MathBode: Understanding LLM Reasoning with Dynamical Systems
This provides a novel diagnostic tool for researchers and practitioners to better understand and compare LLM reasoning fidelity and consistency, though it is incremental as it builds on existing benchmarking methods.
The paper tackles the problem of diagnosing mathematical reasoning in large language models by introducing MathBode, a dynamic diagnostic that uses frequency-resolved metrics like gain and phase to reveal systematic low-pass behavior and growing phase lag, which accuracy alone misses, across five problem families.
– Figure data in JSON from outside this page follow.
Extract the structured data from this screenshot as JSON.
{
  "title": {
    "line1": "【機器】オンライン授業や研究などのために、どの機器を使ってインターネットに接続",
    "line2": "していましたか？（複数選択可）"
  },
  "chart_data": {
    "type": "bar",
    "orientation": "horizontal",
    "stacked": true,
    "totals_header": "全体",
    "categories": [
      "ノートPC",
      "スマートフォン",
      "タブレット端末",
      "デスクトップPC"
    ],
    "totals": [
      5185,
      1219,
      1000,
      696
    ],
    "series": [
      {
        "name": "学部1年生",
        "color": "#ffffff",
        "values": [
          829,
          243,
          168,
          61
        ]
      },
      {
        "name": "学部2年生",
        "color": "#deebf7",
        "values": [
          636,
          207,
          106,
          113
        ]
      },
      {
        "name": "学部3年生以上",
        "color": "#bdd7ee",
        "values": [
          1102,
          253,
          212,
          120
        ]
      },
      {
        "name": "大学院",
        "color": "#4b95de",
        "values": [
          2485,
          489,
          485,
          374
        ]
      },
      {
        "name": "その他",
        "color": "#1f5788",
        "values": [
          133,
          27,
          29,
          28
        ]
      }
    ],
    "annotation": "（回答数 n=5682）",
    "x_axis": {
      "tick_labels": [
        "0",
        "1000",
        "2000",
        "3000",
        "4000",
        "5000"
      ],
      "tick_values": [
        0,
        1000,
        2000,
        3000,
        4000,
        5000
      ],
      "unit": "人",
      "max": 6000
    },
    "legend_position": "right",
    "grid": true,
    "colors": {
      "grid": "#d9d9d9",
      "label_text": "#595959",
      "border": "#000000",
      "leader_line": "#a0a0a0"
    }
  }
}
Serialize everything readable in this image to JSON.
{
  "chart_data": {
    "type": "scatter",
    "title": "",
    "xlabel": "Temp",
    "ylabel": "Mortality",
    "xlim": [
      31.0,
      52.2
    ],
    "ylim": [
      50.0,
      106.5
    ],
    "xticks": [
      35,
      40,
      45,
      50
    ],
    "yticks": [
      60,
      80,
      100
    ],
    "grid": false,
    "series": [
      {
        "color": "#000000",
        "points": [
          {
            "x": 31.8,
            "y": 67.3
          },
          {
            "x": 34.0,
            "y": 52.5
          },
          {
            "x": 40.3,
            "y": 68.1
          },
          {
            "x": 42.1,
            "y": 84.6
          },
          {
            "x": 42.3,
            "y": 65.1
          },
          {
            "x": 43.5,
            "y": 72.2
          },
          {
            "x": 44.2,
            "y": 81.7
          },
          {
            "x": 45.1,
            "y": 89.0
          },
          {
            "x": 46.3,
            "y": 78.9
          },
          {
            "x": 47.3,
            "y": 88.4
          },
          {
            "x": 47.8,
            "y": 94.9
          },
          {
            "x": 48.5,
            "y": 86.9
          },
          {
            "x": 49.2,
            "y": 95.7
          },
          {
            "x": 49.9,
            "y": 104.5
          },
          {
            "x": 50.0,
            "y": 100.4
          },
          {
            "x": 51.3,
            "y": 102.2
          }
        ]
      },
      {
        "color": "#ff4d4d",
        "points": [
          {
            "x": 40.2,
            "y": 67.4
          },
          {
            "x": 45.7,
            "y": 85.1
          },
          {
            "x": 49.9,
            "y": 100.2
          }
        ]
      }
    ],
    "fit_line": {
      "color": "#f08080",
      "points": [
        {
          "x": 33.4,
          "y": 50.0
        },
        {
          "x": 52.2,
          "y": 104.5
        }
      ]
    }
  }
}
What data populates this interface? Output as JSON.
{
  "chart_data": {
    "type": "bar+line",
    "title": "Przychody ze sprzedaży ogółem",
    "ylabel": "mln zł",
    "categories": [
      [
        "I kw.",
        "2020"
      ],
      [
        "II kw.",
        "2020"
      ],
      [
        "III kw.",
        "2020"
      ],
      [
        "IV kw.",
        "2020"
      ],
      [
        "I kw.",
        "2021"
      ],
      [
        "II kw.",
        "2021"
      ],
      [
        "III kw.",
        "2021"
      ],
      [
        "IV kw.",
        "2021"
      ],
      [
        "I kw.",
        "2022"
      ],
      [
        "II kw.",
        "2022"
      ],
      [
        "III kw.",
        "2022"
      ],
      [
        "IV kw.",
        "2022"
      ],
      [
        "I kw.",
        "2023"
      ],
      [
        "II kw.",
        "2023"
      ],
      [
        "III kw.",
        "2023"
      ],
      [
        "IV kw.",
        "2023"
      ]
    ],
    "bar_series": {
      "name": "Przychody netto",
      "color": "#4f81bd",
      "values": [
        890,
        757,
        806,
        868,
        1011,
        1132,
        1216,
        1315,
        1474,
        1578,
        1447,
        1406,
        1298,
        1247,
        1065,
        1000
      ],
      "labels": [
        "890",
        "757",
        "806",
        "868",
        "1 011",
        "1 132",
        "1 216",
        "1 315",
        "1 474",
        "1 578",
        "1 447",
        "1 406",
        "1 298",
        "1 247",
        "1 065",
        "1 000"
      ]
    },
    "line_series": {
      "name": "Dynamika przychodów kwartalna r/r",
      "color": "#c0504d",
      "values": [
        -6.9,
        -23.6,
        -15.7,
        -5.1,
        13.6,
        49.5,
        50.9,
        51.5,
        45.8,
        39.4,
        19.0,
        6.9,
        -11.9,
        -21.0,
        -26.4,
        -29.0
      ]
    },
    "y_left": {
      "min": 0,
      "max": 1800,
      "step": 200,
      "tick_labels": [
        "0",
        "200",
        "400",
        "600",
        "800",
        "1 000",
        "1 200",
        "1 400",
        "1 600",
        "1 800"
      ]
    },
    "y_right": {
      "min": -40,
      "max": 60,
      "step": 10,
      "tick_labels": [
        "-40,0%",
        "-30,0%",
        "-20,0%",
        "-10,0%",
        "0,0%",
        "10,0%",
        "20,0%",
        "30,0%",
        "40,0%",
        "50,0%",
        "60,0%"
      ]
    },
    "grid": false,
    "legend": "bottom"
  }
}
This paper presents MathBode, a dynamic diagnostic for mathematical reasoning in large language models (LLMs). Instead of one-shot accuracy, MathBode treats each parametric problem as a system: we drive a single parameter sinusoidally and fit first-harmonic responses of model outputs and exact solutions. This yields interpretable, frequency-resolved metrics -- gain (amplitude tracking) and phase (lag) -- that form Bode-style fingerprints. Across five closed-form families (linear solve, ratio/saturation, compound interest, 2x2 linear systems, similar triangles), the diagnostic surfaces systematic low-pass behavior and growing phase lag that accuracy alone obscures. We compare several models against a symbolic baseline that calibrates the instrument ($G \approx 1$, $φ\approx 0$). Results separate frontier from mid-tier models on dynamics, providing a compact, reproducible protocol that complements standard benchmarks with actionable measurements of reasoning fidelity and consistency. We open-source the dataset and code to enable further research and adoption.